Gabonactu24 : Quels sont, selon vous, les principaux défis pour la réussite de cette transition ?
Yannick Ndong Mba :
Les défis sont nombreux mais trois priorités s’imposent :
- La Réconciliation Nationale :
Il est urgent de dépasser les divisions et d’organiser un dialogue national inclusif et sincère. Le pays a besoin d’unité pour aller de l’avant. - La Réforme des Institutions :
Nos institutions doivent être réformées en profondeur pour garantir leur indépendance et leur crédibilité. Cela implique de revoir la Constitution et d’assurer l’indépendance de la justice et des organes de contrôle. - La Relance Économique :
La diversification de l’économie est indispensable pour sortir de la dépendance au pétrole. Le Gabon doit investir dans l’agriculture, le tourisme et les nouvelles technologies tout en luttant activement contre la corruption.

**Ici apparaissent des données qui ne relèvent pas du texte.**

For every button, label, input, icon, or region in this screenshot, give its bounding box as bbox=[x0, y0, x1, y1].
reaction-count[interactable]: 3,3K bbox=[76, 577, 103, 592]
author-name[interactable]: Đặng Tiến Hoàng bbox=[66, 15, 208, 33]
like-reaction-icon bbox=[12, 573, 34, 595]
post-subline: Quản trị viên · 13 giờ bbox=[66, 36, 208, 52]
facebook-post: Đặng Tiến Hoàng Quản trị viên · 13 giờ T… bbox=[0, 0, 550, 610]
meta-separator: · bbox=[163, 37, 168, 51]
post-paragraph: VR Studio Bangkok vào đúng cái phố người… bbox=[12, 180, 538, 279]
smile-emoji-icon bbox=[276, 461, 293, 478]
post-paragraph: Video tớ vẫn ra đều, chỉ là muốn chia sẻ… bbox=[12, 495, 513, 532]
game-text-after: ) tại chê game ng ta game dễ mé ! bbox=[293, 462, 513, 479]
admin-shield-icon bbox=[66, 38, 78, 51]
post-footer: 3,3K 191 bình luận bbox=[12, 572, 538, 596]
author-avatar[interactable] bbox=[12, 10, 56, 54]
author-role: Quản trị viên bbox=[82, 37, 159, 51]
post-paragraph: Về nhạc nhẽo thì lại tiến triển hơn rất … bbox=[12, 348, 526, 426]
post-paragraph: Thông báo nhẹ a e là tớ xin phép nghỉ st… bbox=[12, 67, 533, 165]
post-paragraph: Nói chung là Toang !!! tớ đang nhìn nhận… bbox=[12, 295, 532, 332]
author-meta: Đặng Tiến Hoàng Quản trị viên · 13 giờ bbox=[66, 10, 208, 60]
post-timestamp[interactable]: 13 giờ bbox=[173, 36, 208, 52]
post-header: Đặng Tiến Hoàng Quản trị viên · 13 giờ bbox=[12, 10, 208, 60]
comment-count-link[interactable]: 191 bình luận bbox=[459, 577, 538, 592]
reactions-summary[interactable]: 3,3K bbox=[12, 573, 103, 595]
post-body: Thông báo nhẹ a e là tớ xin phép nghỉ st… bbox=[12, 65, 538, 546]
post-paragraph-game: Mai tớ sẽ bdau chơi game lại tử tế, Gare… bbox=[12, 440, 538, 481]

Gabonactu24 : Un dernier message pour ceux qui vous accusent de trahison ?
Yannick Ndong Mba :
Je les invite à juger sur pièces plutôt que sur des préjugés. Le Gabon traverse une période historique où l’immobilisme est synonyme d’échec. La vraie trahison serait de rester dans la posture sans rien proposer de constructif.
Je comprends les interrogations mais je leur demande de laisser le temps au temps et de juger cette transition sur ses actes. Mon engagement est sincère et désintéressé. J’ai choisi d’agir car le Gabon a besoin d’actions concrètes et non de slogans. À ceux qui doutent encore, je dis : donnons une chance à ce processus de transition.